Para piorar o seu humor, Costa e Silva deu-lhe a fatia do bolo em hora imprópria e em tamanho de migalha. Para se livrar de Mourão o mais rapidamente possível, o recém-ministro declarou que continuava a precisar dos valiosos serviços de tão bravo guerreiro "na presidência da Petrobrás".
Foi dose. Esbodegado pelas emoções que vivera, Mourão engoliu em seco, ainda se lembrou de argumentar, não entendia nada de petróleo, nem botara suas tropas na rua para pleitear cargos. Contudo, seu desconfiômetro de mineiro o alertou: nada queriam com ele. Já haviam subido ao poder novos homens e nova classe.
No Posto 6, em Copacabana, desci à rua para encontrar Carlos Drummond de Andrade, que me esperava na esquina da Raul Pompéia com a Rainha Elisabeth. Fomos ver o que estava acontecendo ali perto, no Forte de Copacabana, tomado por militares que se levantaram contra o governo de João Goulart. Vimos um oficial da Marinha chutando um operário de obra vizinha que havia dado um grito a favor de Brizola ou Jango, não tenho certeza. Voltando para casa, escrevi minha crônica para o "Correio da Manhã", iniciando uma série de textos que provocaram invasão e depredação de meu apartamento, tentativa de seqüestro de minhas filhas menores, processos, prisões, uma temporada no exterior como apátrida.

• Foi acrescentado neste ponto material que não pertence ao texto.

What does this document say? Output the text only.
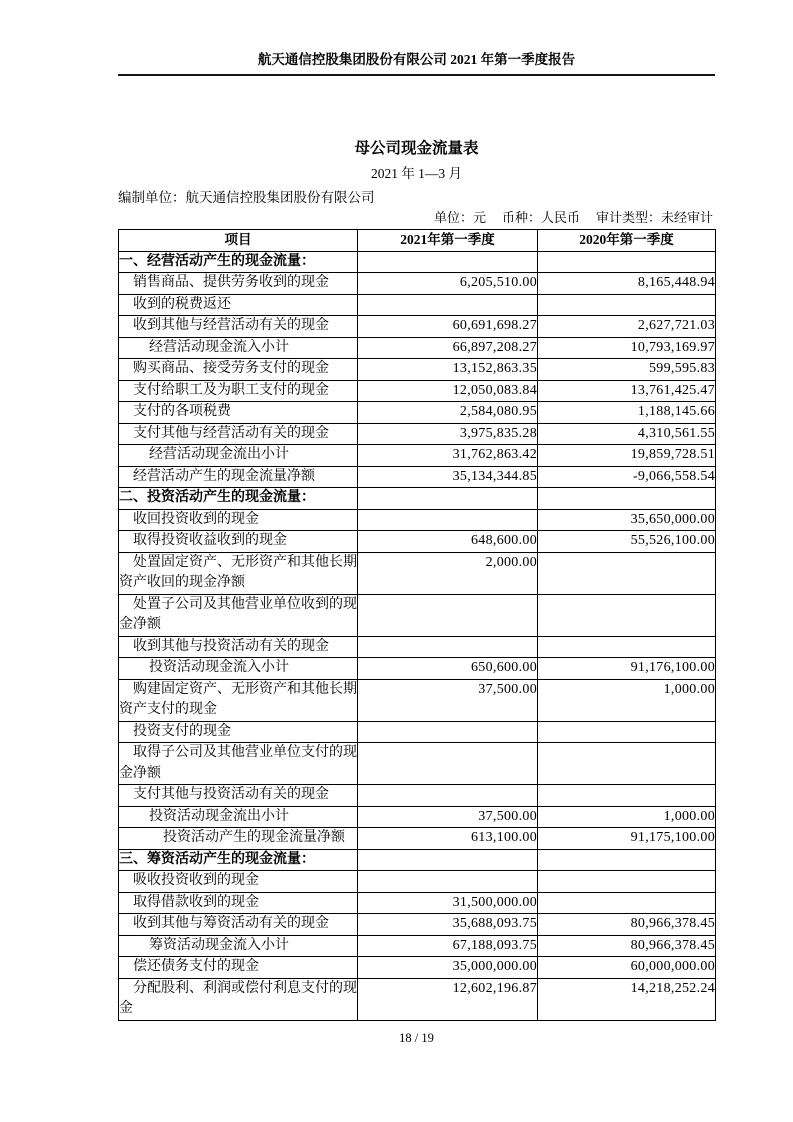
航天通信控股集团股份有限公司 2021 年第一季度报告
母公司现金流量表
2021 年 1—3 月
编制单位：航天通信控股集团股份有限公司
单位：元 币种：人民币 审计类型：未经审计
项目	2021年第一季度	2020年第一季度
一、经营活动产生的现金流量：		
销售商品、提供劳务收到的现金	6,205,510.00	8,165,448.94
收到的税费返还		
收到其他与经营活动有关的现金	60,691,698.27	2,627,721.03
经营活动现金流入小计	66,897,208.27	10,793,169.97
购买商品、接受劳务支付的现金	13,152,863.35	599,595.83
支付给职工及为职工支付的现金	12,050,083.84	13,761,425.47
支付的各项税费	2,584,080.95	1,188,145.66
支付其他与经营活动有关的现金	3,975,835.28	4,310,561.55
经营活动现金流出小计	31,762,863.42	19,859,728.51
经营活动产生的现金流量净额	35,134,344.85	-9,066,558.54
二、投资活动产生的现金流量：		
收回投资收到的现金		35,650,000.00
取得投资收益收到的现金	648,600.00	55,526,100.00
处置固定资产、无形资产和其他长期资产收回的现金净额	2,000.00	
处置子公司及其他营业单位收到的现金净额		
收到其他与投资活动有关的现金		
投资活动现金流入小计	650,600.00	91,176,100.00
购建固定资产、无形资产和其他长期资产支付的现金	37,500.00	1,000.00
投资支付的现金		
取得子公司及其他营业单位支付的现金净额		
支付其他与投资活动有关的现金		
投资活动现金流出小计	37,500.00	1,000.00
投资活动产生的现金流量净额	613,100.00	91,175,100.00
三、筹资活动产生的现金流量：		
吸收投资收到的现金		
取得借款收到的现金	31,500,000.00	
收到其他与筹资活动有关的现金	35,688,093.75	80,966,378.45
筹资活动现金流入小计	67,188,093.75	80,966,378.45
偿还债务支付的现金	35,000,000.00	60,000,000.00
分配股利、利润或偿付利息支付的现金	12,602,196.87	14,218,252.24
18 / 19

Alguns amigos pensavam que eu afinal abraçara um lado na luta ideológica do meu tempo. No ano seguinte, Tancredo Neves ofereceu-me um lugar na chapa de deputados federais do então MDB, que eu recusei. Quarenta anos depois, continuo me negando a qualquer participação pessoal na vida política do país. Como jornalista, mas sobretudo como ser humano, sempre que posso -e mesmo quando não posso nem devo-, sinto-me obrigado a proclamar a nudez do rei, de qualquer rei. Certo ou errado, cumpri uma obrigação para comigo mesmo.